– Mówi pan często o wyjątkowej chwili, w jakiej znalazł się Milicz i cała gmina. Na czym polega ta wyjątkowość?
Po długim czasie oczekiwania oraz blokady ze strony Polski, uruchomione zostały nowe środki unijne w niespotykanej dotychczas wielkości. Mówię oczywiście o funduszach spójności oraz o Krajowym Planie Odbudowy (KPO). Równolegle w Polsce nastąpiła zmiana rządu, który oczywiście jest bardziej przyjazny samorządom niż poprzednicy, a z którym, jak powszechnie wiadomo, Milicz będzie lepiej porozumiewał się niż dotychczas. Oczywiście to zależy w dużej mierze od tego, kto w tym Miliczu będzie partnerem dla administracji rządowej. Powinien to być ktoś, odznaczający się wiedzą i doświadczeniem samorządowym. Nie będę stroił się w udawaną skromność, ale z większością tych ludzi mam dobre, towarzyskie a czasem przyjacielskie kontakty. To daje mi jakieś prawo do sformułowania tezy, że moje doświadczenie może przysporzyć Miliczowi wiele korzyści.

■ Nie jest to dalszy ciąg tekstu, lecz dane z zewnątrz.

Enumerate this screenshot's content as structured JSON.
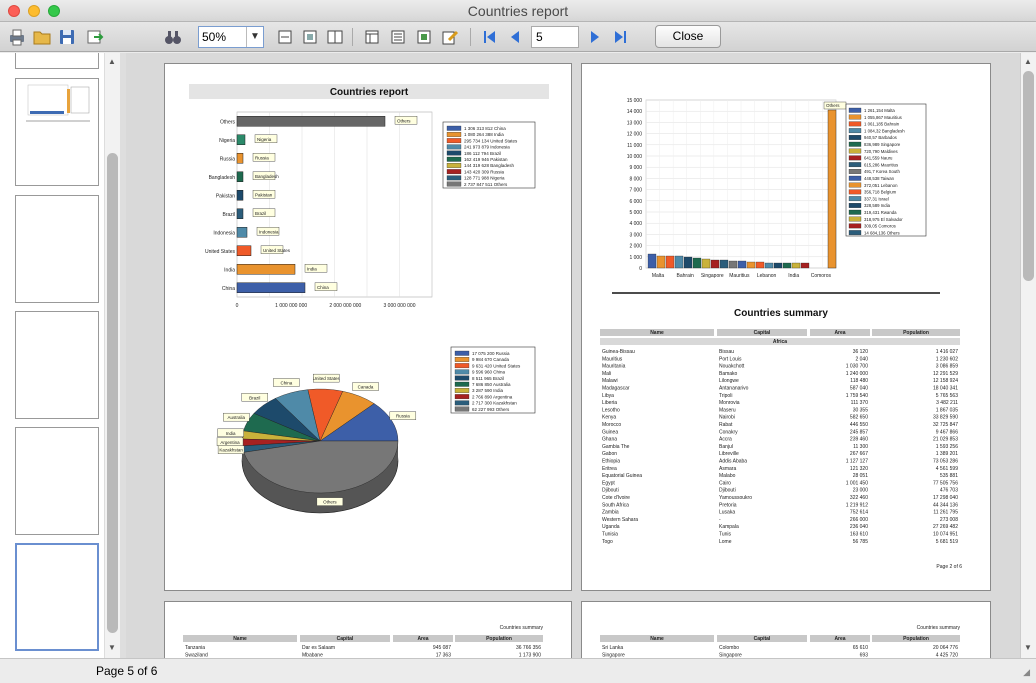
{
  "window": {
    "title": "Countries report"
  },
  "toolbar": {
    "zoom": "50%",
    "page_number": "5",
    "close_label": "Close"
  },
  "status": {
    "text": "Page 5 of 6"
  },
  "page_left": {
    "title": "Countries report",
    "bar_chart": {
      "categories": [
        "Others",
        "Nigeria",
        "Russia",
        "Bangladesh",
        "Pakistan",
        "Brazil",
        "Indonesia",
        "United States",
        "India",
        "China"
      ],
      "x_ticks": [
        "0",
        "1 000 000 000",
        "2 000 000 000",
        "3 000 000 000"
      ],
      "legend": [
        "1 306 313 812 China",
        "1 080 264 388 India",
        "295 734 134 United States",
        "241 973 879 Indonesia",
        "186 112 794 Brazil",
        "162 419 946 Pakistan",
        "144 319 628 Bangladesh",
        "143 420 309 Russia",
        "128 771 988 Nigeria",
        "2 737 847 511 Others"
      ]
    },
    "pie_chart": {
      "labels": [
        "Russia",
        "Canada",
        "United States",
        "China",
        "Brazil",
        "Australia",
        "India",
        "Argentina",
        "Kazakhstan",
        "Others"
      ],
      "legend": [
        "17 075 200 Russia",
        "9 984 670 Canada",
        "9 631 420 United States",
        "9 596 960 China",
        "8 511 965 Brazil",
        "7 686 850 Australia",
        "3 287 590 India",
        "2 766 890 Argentina",
        "2 717 300 Kazakhstan",
        "62 227 993 Others"
      ]
    }
  },
  "page_right": {
    "chart": {
      "y_ticks": [
        "15 000",
        "14 000",
        "13 000",
        "12 000",
        "11 000",
        "10 000",
        "9 000",
        "8 000",
        "7 000",
        "6 000",
        "5 000",
        "4 000",
        "3 000",
        "2 000",
        "1 000",
        "0"
      ],
      "x_labels": [
        "Malta",
        "Bahrain",
        "Singapore",
        "Mauritius",
        "Lebanon",
        "India",
        "Comoros"
      ],
      "others_label": "Others",
      "legend": [
        "1 261,154 Malta",
        "1 055,867 Mauritius",
        "1 061,185 Bahrain",
        "1 084,32 Bangladesh",
        "940,57 Barbados",
        "836,989 Singapore",
        "720,790 Maldives",
        "641,559 Nauru",
        "615,286 Mauritius",
        "491,7 Korea South",
        "448,538 Taiwan",
        "372,051 Lebanon",
        "356,718 Belgium",
        "337,31 Israel",
        "328,589 India",
        "319,431 Rwanda",
        "318,975 El Salvador",
        "309,05 Comoros",
        "14 684,136 Others"
      ]
    },
    "summary": {
      "title": "Countries summary",
      "columns": [
        "Name",
        "Capital",
        "Area",
        "Population"
      ],
      "group": "Africa",
      "rows": [
        [
          "Guinea-Bissau",
          "Bissau",
          "36 120",
          "1 416 027"
        ],
        [
          "Mauritius",
          "Port Louis",
          "2 040",
          "1 230 602"
        ],
        [
          "Mauritania",
          "Nouakchott",
          "1 030 700",
          "3 086 859"
        ],
        [
          "Mali",
          "Bamako",
          "1 240 000",
          "12 291 529"
        ],
        [
          "Malawi",
          "Lilongwe",
          "118 480",
          "12 158 924"
        ],
        [
          "Madagascar",
          "Antananarivo",
          "587 040",
          "18 040 341"
        ],
        [
          "Libya",
          "Tripoli",
          "1 759 540",
          "5 765 563"
        ],
        [
          "Liberia",
          "Monrovia",
          "111 370",
          "3 482 211"
        ],
        [
          "Lesotho",
          "Maseru",
          "30 355",
          "1 867 035"
        ],
        [
          "Kenya",
          "Nairobi",
          "582 650",
          "33 829 590"
        ],
        [
          "Morocco",
          "Rabat",
          "446 550",
          "32 725 847"
        ],
        [
          "Guinea",
          "Conakry",
          "245 857",
          "9 467 866"
        ],
        [
          "Ghana",
          "Accra",
          "239 460",
          "21 029 853"
        ],
        [
          "Gambia The",
          "Banjul",
          "11 300",
          "1 593 256"
        ],
        [
          "Gabon",
          "Libreville",
          "267 667",
          "1 389 201"
        ],
        [
          "Ethiopia",
          "Addis Ababa",
          "1 127 127",
          "73 053 286"
        ],
        [
          "Eritrea",
          "Asmara",
          "121 320",
          "4 561 599"
        ],
        [
          "Equatorial Guinea",
          "Malabo",
          "28 051",
          "535 881"
        ],
        [
          "Egypt",
          "Cairo",
          "1 001 450",
          "77 505 756"
        ],
        [
          "Djibouti",
          "Djibouti",
          "23 000",
          "476 703"
        ],
        [
          "Cote d'Ivoire",
          "Yamoussoukro",
          "322 460",
          "17 298 040"
        ],
        [
          "South Africa",
          "Pretoria",
          "1 219 912",
          "44 344 136"
        ],
        [
          "Zambia",
          "Lusaka",
          "752 614",
          "11 261 795"
        ],
        [
          "Western Sahara",
          "-",
          "266 000",
          "273 008"
        ],
        [
          "Uganda",
          "Kampala",
          "236 040",
          "27 269 482"
        ],
        [
          "Tunisia",
          "Tunis",
          "163 610",
          "10 074 951"
        ],
        [
          "Togo",
          "Lome",
          "56 785",
          "5 681 519"
        ]
      ],
      "footer": "Page 2 of 6"
    }
  },
  "page_bottom_left": {
    "header": "Countries summary",
    "columns": [
      "Name",
      "Capital",
      "Area",
      "Population"
    ],
    "rows": [
      [
        "Tanzania",
        "Dar es Salaam",
        "945 087",
        "36 766 356"
      ],
      [
        "Swaziland",
        "Mbabane",
        "17 363",
        "1 173 900"
      ]
    ]
  },
  "page_bottom_right": {
    "header": "Countries summary",
    "columns": [
      "Name",
      "Capital",
      "Area",
      "Population"
    ],
    "rows": [
      [
        "Sri Lanka",
        "Colombo",
        "65 610",
        "20 064 776"
      ],
      [
        "Singapore",
        "Singapore",
        "693",
        "4 425 720"
      ]
    ]
  },
  "colors": {
    "close": "#fc5f57",
    "minimize": "#fdbc2e",
    "zoom": "#34c84a",
    "nav_arrow": "#2f6fd6"
  }
}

– Chce Pan powiedzieć że układy towarzyskie będą decydowały o pomyślności naszej gminy?
Nie, absolutnie nie! O tym zadecyduje zespół profesjonalnych i doświadczonych ludzi, którzy umieją i chcą ze sobą współpracować. Którzy mają doświadczenie i sukcesy w tej mierze. Którzy potrafią zabiegać wykorzystywać i rozliczać środki unijne. Ja mam taki zespół, z którym wiele przeszliśmy i który przez lata okrzepł w boju. Nawet nie pytam czym dysponują inni kandydaci na to stanowisko. Ale trzeba sobie też jasno powiedzieć, że relacje interpersonalne, a czasem towarzyskie, mogą wiele pomóc w szybkości dotarcia do ludzi oraz instytucji od których wiele zależy. Przykład? Boisko piłkarskie w Kaszowie. Od czterech lat staramy się o jego przejęcie na rzecz gminy i sołectwa. Dotychczas bezskutecznie, bo pan dyrektor we Wrocławiu postanowił z wiadomych tylko sobie powodów nas zablokować. Wystarczyła zmiana władzy i już dzisiaj po dwóch miesiącach mamy wstępną decyzję pozytywną dla Sokoła Kaszowo i gminy Milicz. A poza tym, nie mam nic przeciwko temu, aby osobiste relacje i kontakty przekładały się na pozytywne dla gminy, dla powiatu i dla wspólnoty decyzje i rozstrzygnięcia. Myślę, że z osób kandydujących na stanowisko burmistrza, tylko ja mogę to dziś zapewnić.
– Co jeszcze wyróżnia pana spośród zarejestrowanych kandydatów na to stanowisko?
Mógłbym sparafrazować żartobliwie hasło, które gdzieś przeczytałem w Miliczu-„ nie słowa lecz czyny”. W myśl tego zawołania poświadczeniem mojej pracy są drogi, ścieżki rowerowe, hale sportowe, kino, żłobek, remizy OSP, piękniejące szkoły, Zalew, akwarium i temu podobne obiekty. A jakie czyny stoją za moimi kontrkandydatami? Trzeba sobie też powiedzieć jasno ja mam wielki szacunek do wieku szczególnie tego podeszłego, ale to nie jest praca dla emeryta na pół etatu. Tutaj nie można sobie dorabiać do emerytury, bo to jest praca na pełen gwizdek ,pełną parą, często 24 h na dobę. Ale z drugiej strony trzeba też zauważyć, że to nie jest poletko doświadczalne dla kogoś, kto nie ma żadnego doświadczenia, kto nigdy niczym nie zarządzał. To nie jest miejsce do nauki, bo zbyt wiele może miliczan kosztować. Milicz miał zły czas pomiędzy rokiem 2006 – 2014, kiedy praktycznie nie korzystał ze środków zewnętrznych. Nie można do tego wracać i nie można tego powtórzyć; nie stać nas na to. Milicz musi nadrabiać zaległości z tamtych lat, Milicz musi się rozwijać, bo tego oczekuje od nas lokalna społeczność. A naukę można odebrać bezpiecznie w kilku innych instytucjach nie robiąc przy okazji krzywdy innym.